Minaki, ON Sunday, August 8, 1993 — The primate of the Anglican Church of Canada has apologized to aboriginal Anglicans for the “pain and hurt” they experienced in church-run residential schools.
“I have felt shame and humiliation as I have heard of suffering inflicted by my people, and as I think of the part our church played in that suffering,” Archbishop Michael Peers told nearly 150 native people gathered here for the Anglican Church’s second National Native Convocation.
“I accept and I confess before God and you, our failures in the residential schools. We failed you. We failed God. I am sorry, more than I can say, that we were part of a system which took you and your children from home and family … that we tried to remake you in our image … that in our schools so many were abused, physically, sexually, culturally and emotionally.”
The apology came on the sixth day of a week-long gathering of aboriginal Anglicans from across the country. Earlier in the week, the gathering had spent two days listening to participants tell of loneliness and abuse at Anglican-run residential schools, and of family destruction, loss of language and identity, alcoholism and suicides, continuing to this day in the aftermath of the residential school experience.
On the seventh day of the convocation, the elders acknowledged and accepted the primate’s apology. “It was offered from his heart with sincerity, sensitivity, compassion and humility,” said elder Vi Smith, speaking during a closing worship service. “We receive it in the same manner.”
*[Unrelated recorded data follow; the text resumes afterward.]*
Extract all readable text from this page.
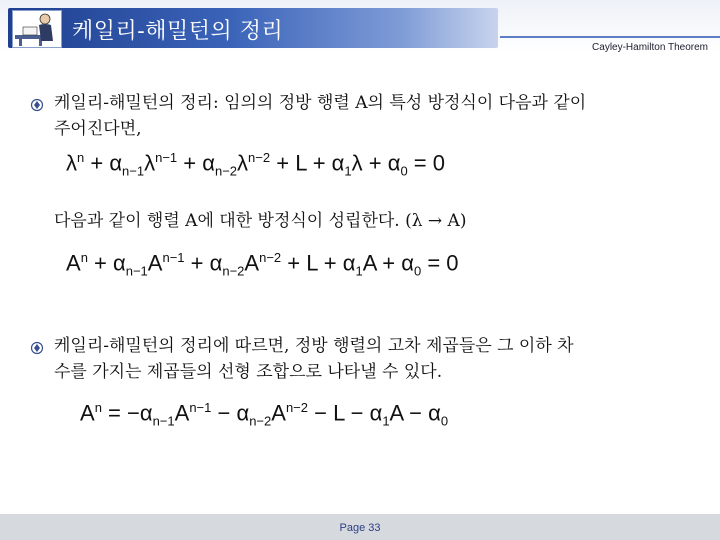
케일리-해밀턴의 정리
Cayley-Hamilton Theorem
케일리-해밀턴의 정리: 임의의 정방 행렬 A의 특성 방정식이 다음과 같이
주어진다면,
$\lambda^n + \alpha_{n-1}\lambda^{n-1} + \alpha_{n-2}\lambda^{n-2} + L + \alpha_1\lambda + \alpha_0 = 0$
다음과 같이 행렬 A에 대한 방정식이 성립한다. (λ → A)
$A^n + \alpha_{n-1}A^{n-1} + \alpha_{n-2}A^{n-2} + L + \alpha_1A + \alpha_0 = 0$
케일리-해밀턴의 정리에 따르면, 정방 행렬의 고차 제곱들은 그 이하 차
수를 가지는 제곱들의 선형 조합으로 나타낼 수 있다.
$A^n = -\alpha_{n-1}A^{n-1} - \alpha_{n-2}A^{n-2} - L - \alpha_1A - \alpha_0$
Page 33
Between 1820 and 1970, the Anglican Church administered as many as 26 different residential schools for aboriginal people. Although they were run by the church, the schools were funded by the federal government under the Indian Act.
The church’s National Executive Council (NEC) had requested the primate to make an apology at an appropriate time and place. After listening to former students share their stories earlier in the week, he felt this was the time to apologize. He also pledged to work with native people to continue the healing. “I know how often you have heard words which have been empty because they have not been accompanied by actions”, he said. He also asked diocesan bishops to continue the healing locally.
The primate acknowledged that without healing for the whole church and its non-aboriginal members, including himself, “we will continue the same attitudes that have done such damage in the past”.
In 1991, NEC established a Residential Schools Working Group to focus on “reconciliation and healing”. The church has provided financial support for healing initiatives arising in aboriginal communities and has done educational work among both native and non-native communities about the reality and effects of the residential schools.